Fast-forward to this year and we see that the company’s growth has accelerated. According to its latest earnings report, Thomson Reuters generated $1.5 billion of revenue in the second quarter of 2021, representing a nine-percent increase year-over-year. This was driven by a seven-percent increase in organic revenue and a two-percent favorable impact from foreign currency. (Source: “Thomson Reuters Reports Second-Quarter 2021 Results,” Thomson Reuters Corp, August 5, 2021.)
During the quarter, the company’s “Big 3” segments delivered organic revenue growth of seven percent. Meanwhile, recurring revenues accounted for 79% of Thomson Reuters’s total quarterly revenue.
Thomson Reuters Corp Is a Solid Dividend Stock
At its current price, TRI stock yields 1.4%, which is nothing to brag about.
What the company does offer, though, is a well-covered payout and plenty of room for future dividend increases. In 2020, Thomson Reuters Corp earned an adjusted profit of $1.85 per share, which was well in excess of its total dividends of $1.52 per share paid for the year.
In its most recent reporting quarter, the company’s adjusted earnings came in at $0.48 per share. Again, this allowed Thomson Reuters to cover its quarterly dividend payment of $0.41 per share with ease.

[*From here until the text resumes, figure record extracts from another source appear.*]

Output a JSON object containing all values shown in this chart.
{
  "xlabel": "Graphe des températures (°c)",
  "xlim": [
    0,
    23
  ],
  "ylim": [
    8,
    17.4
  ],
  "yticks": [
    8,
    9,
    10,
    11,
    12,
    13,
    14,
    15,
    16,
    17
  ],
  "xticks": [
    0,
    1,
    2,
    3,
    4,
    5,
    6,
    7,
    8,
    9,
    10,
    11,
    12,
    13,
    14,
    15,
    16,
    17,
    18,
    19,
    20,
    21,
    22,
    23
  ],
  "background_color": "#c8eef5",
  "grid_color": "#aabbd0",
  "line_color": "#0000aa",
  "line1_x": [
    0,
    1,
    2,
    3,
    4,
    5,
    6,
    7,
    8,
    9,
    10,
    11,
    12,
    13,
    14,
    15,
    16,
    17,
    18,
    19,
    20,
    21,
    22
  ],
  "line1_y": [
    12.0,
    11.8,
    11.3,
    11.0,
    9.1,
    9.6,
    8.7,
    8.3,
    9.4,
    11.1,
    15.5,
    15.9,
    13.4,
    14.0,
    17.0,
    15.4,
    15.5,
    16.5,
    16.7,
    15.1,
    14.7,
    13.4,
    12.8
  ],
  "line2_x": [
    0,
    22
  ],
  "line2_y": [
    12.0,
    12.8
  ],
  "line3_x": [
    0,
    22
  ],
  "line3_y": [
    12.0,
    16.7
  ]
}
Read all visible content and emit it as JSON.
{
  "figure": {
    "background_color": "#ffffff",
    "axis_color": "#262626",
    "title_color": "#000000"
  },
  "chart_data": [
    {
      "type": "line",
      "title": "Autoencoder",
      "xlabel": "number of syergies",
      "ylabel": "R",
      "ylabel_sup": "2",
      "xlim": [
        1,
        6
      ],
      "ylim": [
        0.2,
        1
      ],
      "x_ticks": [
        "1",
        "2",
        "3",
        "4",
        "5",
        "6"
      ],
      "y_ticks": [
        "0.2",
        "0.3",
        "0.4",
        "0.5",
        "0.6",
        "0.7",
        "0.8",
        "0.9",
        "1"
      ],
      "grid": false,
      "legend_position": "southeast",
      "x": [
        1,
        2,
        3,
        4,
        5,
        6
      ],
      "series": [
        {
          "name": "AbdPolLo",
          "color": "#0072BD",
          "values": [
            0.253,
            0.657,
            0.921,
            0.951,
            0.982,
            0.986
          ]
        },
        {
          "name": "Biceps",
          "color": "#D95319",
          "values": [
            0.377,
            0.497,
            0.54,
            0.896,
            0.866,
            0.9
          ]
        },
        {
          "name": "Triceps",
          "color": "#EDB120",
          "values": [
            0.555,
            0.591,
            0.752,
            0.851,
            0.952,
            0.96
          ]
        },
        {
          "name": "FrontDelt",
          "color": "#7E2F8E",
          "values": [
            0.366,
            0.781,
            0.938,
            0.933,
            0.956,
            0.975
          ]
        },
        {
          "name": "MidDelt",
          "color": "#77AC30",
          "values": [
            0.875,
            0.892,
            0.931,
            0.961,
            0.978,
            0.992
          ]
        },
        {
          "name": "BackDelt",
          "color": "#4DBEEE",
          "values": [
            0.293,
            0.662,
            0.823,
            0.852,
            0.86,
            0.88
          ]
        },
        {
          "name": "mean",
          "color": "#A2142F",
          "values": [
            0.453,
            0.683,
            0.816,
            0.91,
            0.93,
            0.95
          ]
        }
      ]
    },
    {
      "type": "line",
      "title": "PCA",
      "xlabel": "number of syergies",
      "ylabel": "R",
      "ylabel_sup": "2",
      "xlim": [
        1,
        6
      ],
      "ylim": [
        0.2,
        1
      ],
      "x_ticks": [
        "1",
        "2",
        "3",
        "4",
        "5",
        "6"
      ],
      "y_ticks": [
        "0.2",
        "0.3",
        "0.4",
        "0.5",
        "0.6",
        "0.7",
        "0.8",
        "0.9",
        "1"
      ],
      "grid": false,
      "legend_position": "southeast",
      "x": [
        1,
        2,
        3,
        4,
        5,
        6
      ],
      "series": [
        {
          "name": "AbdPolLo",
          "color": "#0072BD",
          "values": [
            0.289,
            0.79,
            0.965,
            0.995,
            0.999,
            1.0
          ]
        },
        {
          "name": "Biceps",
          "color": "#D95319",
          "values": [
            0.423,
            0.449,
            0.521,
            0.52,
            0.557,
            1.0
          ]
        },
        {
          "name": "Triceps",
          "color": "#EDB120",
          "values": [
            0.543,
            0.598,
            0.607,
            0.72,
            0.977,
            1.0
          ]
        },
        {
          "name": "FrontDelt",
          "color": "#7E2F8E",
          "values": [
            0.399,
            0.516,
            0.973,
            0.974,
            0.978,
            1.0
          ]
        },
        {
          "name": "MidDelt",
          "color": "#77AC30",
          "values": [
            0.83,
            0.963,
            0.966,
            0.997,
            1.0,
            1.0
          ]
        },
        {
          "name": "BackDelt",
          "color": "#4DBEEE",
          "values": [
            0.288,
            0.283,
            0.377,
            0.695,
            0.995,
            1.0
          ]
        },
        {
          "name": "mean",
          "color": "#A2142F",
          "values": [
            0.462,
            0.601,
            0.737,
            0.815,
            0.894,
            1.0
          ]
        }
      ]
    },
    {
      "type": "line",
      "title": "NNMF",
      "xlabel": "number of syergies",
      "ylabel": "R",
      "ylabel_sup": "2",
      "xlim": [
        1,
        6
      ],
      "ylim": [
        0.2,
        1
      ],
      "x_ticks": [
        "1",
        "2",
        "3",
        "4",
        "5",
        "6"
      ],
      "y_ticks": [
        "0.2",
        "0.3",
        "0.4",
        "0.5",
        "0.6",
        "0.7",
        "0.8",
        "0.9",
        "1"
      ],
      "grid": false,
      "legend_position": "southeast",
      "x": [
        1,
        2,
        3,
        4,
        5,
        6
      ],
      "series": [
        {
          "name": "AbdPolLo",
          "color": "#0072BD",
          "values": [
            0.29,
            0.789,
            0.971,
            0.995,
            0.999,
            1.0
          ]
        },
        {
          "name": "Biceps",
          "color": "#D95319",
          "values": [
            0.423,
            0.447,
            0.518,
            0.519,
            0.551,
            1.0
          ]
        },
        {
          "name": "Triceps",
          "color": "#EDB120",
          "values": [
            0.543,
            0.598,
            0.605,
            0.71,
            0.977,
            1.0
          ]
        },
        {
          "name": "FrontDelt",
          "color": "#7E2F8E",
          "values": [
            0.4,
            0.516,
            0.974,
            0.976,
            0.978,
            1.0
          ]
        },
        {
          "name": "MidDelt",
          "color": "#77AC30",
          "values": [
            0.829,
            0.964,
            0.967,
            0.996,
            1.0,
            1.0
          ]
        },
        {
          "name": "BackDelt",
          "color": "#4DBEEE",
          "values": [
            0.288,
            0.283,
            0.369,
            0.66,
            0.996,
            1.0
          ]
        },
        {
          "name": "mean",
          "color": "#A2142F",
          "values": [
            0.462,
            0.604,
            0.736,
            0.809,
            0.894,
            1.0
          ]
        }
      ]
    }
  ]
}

Moreover, management has raised their outlook. They now expect Thomson Reuters to generate total revenue growth of four percent to 4.5% in full-year 2021, up from the previous guidance range of a 3.5% to four-percent increase.
Here’s the bottom line: there are plenty of more exciting tickers than TRI in today’s market. But when a century-old company is churning out growth in both its business and dividends, it deserves income investors’ attention.